How to write a vignette

By Kyle Nelson
(based on The House on Mango Street)

Advice
  1. Write small. Be specific. You can't write about your entire life or everything you are in 8 vignettes. Decide which story you want to tell.
  2. Reflect. You probably didn't turn into a young adult overnight. It's a gradual process. Try to capture that (it's not easy).
  3. Find the poetry. Remember, a vignette is half-story, half-poetry. Read The House on Mango Street as a writer looking to do something similar.
This is impossible to teach. There is no ONE WAY to write a vignette. 
But here are some things that I've noticed or tried myself.
  • Focus on feeling and imagery instead of plot. But my mother's hair...is the smell when she makes room for you on her side of the bed still warm with her skin...
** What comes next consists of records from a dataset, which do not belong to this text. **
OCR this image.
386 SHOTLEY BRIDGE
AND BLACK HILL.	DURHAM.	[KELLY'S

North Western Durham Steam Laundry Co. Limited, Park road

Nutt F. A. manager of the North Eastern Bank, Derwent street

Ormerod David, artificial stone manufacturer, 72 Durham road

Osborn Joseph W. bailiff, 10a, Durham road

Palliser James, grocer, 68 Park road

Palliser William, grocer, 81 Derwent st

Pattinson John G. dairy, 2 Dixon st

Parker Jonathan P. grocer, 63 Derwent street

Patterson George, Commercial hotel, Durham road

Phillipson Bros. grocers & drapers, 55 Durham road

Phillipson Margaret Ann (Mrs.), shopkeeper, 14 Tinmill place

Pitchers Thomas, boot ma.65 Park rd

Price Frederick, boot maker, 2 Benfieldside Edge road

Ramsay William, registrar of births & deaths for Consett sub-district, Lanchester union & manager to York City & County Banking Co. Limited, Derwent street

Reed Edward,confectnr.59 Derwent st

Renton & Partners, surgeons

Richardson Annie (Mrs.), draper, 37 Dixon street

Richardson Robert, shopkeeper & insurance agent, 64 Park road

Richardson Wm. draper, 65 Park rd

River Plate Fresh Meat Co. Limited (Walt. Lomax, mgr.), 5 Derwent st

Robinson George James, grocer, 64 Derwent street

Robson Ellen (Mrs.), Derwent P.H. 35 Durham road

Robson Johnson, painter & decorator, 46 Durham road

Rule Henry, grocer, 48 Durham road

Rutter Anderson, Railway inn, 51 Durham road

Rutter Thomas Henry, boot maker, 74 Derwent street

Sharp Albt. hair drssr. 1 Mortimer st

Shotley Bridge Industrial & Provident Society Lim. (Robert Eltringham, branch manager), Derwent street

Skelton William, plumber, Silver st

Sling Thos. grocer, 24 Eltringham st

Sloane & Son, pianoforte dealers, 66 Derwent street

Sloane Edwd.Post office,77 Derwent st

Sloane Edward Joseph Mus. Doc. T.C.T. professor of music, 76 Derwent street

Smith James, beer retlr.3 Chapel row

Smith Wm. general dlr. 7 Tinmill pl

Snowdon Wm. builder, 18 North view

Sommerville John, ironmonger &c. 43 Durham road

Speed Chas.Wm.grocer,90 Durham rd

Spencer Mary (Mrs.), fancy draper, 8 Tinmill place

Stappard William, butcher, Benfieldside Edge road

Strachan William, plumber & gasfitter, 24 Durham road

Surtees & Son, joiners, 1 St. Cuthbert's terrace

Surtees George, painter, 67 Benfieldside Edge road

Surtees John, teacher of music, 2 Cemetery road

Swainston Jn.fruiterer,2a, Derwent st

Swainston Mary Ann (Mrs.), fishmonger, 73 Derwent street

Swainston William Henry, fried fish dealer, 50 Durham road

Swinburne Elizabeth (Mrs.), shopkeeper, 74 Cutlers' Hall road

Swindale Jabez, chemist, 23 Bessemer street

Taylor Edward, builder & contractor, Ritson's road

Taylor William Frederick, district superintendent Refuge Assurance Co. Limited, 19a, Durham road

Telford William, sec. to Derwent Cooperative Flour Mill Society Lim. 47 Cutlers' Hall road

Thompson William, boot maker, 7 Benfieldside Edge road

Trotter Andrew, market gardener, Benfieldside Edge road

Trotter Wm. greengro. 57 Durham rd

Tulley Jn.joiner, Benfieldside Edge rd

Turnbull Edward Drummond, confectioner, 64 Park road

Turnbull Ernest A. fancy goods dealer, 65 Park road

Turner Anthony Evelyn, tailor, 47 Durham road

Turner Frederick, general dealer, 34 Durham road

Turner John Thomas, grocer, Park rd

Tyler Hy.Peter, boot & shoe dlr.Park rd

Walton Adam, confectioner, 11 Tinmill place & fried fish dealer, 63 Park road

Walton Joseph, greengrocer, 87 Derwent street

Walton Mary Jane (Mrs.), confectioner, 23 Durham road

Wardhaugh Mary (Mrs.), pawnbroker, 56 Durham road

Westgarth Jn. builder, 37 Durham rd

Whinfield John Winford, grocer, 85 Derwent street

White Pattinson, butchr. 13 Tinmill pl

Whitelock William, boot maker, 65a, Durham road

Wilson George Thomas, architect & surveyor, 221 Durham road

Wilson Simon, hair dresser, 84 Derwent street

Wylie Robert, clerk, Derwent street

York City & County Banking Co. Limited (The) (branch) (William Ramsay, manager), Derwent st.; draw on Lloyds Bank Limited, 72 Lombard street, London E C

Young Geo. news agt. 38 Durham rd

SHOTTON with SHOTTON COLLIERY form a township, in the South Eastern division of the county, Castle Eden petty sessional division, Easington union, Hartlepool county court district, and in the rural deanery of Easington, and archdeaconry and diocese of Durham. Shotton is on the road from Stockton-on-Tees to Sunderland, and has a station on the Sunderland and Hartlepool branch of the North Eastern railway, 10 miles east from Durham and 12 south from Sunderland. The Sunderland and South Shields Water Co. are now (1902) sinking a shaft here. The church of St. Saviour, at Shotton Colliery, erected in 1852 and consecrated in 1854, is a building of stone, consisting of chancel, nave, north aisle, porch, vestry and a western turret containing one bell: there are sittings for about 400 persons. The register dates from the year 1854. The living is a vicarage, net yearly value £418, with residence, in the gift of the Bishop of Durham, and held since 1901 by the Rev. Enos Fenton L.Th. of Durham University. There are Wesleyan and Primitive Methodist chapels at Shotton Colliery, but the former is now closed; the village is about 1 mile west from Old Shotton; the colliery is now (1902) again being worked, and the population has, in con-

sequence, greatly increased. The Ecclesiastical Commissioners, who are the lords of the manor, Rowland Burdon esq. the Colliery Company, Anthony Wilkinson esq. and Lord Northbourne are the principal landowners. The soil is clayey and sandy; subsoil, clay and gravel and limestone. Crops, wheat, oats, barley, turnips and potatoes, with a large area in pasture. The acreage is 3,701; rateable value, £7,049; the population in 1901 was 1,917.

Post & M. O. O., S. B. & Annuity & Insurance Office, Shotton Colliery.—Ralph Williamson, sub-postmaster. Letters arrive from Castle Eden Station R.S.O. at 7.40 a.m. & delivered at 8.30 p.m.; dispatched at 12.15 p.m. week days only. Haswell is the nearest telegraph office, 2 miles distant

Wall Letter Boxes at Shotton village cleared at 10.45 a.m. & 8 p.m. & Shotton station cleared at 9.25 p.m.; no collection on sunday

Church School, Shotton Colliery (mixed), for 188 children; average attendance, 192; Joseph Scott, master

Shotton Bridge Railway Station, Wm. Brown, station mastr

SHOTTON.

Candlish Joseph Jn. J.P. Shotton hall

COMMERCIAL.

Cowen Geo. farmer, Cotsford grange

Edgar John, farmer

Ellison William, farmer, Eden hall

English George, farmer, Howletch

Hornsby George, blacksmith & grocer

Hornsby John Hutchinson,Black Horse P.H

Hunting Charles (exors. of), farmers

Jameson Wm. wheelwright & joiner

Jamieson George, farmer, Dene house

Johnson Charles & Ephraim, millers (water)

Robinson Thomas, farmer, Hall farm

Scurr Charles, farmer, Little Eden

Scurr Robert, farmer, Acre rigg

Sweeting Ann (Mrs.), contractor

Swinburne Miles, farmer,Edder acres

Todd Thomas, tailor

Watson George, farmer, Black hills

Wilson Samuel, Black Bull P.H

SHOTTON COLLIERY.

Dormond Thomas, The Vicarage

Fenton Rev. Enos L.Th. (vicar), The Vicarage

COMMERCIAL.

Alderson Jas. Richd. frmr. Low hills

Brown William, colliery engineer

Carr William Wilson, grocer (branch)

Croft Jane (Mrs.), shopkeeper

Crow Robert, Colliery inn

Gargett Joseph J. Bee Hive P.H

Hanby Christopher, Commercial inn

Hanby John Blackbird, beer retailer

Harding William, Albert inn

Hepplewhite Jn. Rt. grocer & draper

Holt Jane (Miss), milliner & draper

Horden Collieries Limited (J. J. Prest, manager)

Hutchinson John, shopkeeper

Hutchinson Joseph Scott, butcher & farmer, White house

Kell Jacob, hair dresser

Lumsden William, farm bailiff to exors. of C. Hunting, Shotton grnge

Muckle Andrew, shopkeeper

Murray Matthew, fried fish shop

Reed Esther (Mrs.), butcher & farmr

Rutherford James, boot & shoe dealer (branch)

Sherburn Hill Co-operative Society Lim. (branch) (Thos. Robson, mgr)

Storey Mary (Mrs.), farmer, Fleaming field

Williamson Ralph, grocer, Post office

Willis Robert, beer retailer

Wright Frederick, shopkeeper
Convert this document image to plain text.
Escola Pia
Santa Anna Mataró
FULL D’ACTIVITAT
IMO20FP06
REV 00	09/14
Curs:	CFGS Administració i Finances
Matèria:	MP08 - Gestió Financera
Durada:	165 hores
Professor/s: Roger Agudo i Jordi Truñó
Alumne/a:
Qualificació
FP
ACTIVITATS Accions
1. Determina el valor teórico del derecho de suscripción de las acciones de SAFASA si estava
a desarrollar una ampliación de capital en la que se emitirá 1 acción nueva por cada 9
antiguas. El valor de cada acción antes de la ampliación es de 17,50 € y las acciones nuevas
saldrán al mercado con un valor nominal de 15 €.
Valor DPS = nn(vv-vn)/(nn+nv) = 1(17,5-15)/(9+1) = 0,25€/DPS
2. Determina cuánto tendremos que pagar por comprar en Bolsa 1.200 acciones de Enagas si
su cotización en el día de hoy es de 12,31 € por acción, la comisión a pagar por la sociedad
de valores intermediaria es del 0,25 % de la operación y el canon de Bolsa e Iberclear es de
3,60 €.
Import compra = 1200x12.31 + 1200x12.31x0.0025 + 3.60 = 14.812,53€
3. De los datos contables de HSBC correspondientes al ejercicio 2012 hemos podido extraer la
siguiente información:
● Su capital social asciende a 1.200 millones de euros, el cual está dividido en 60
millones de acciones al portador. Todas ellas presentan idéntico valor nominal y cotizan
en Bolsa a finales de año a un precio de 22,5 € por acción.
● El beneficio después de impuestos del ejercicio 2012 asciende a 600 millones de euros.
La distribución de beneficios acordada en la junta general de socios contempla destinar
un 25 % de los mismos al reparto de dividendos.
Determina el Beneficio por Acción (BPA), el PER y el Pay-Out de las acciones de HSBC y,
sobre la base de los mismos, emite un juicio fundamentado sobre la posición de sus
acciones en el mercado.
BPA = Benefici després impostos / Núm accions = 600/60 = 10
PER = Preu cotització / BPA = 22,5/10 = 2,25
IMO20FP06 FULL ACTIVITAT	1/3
  • Get to the point. Tell us what the vignette is going to be about right off the bat. We didn't always live on Mango Street. - Everybody in our family has different hair. - They are the only ones who understand me*.
  • Go beyond what you're talking about. Hairs is about more than hair. It's about how everyone in her family is different. It's about her relationship with her mother. It's about belonging. Comfort. Happiness.
  • Don't worry about quotation marks when you include dialogue. Sometimes you can even include the dialogue in the paragraph instead of beginning a new paragraph.
  • Begin with a line of dialogue. Close your eyes and they'll go away, her father says, or You're just imagining.
  • Fragments are okay.
  • Don't worry about including tons of background information. This isn't a novel, where each character must be fleshed out and explored. Sometimes just a character name is enough.
  • Be poetic. Metaphors, similes, personification. Until then I am a red balloon, a balloon tied to an anchor. You can never have too much sky.
  • Include other characters.
  • Embellish. Imagine what someone else is feeling or thinking, even if you didn't ask them about it. Esperanza is the narrator of Mango Street, and she tells her own story. But she also tells the stories of others. Marin, under the streetlight, dancing by herself...waiting for a car to stop, a star to fall, someone to change her life.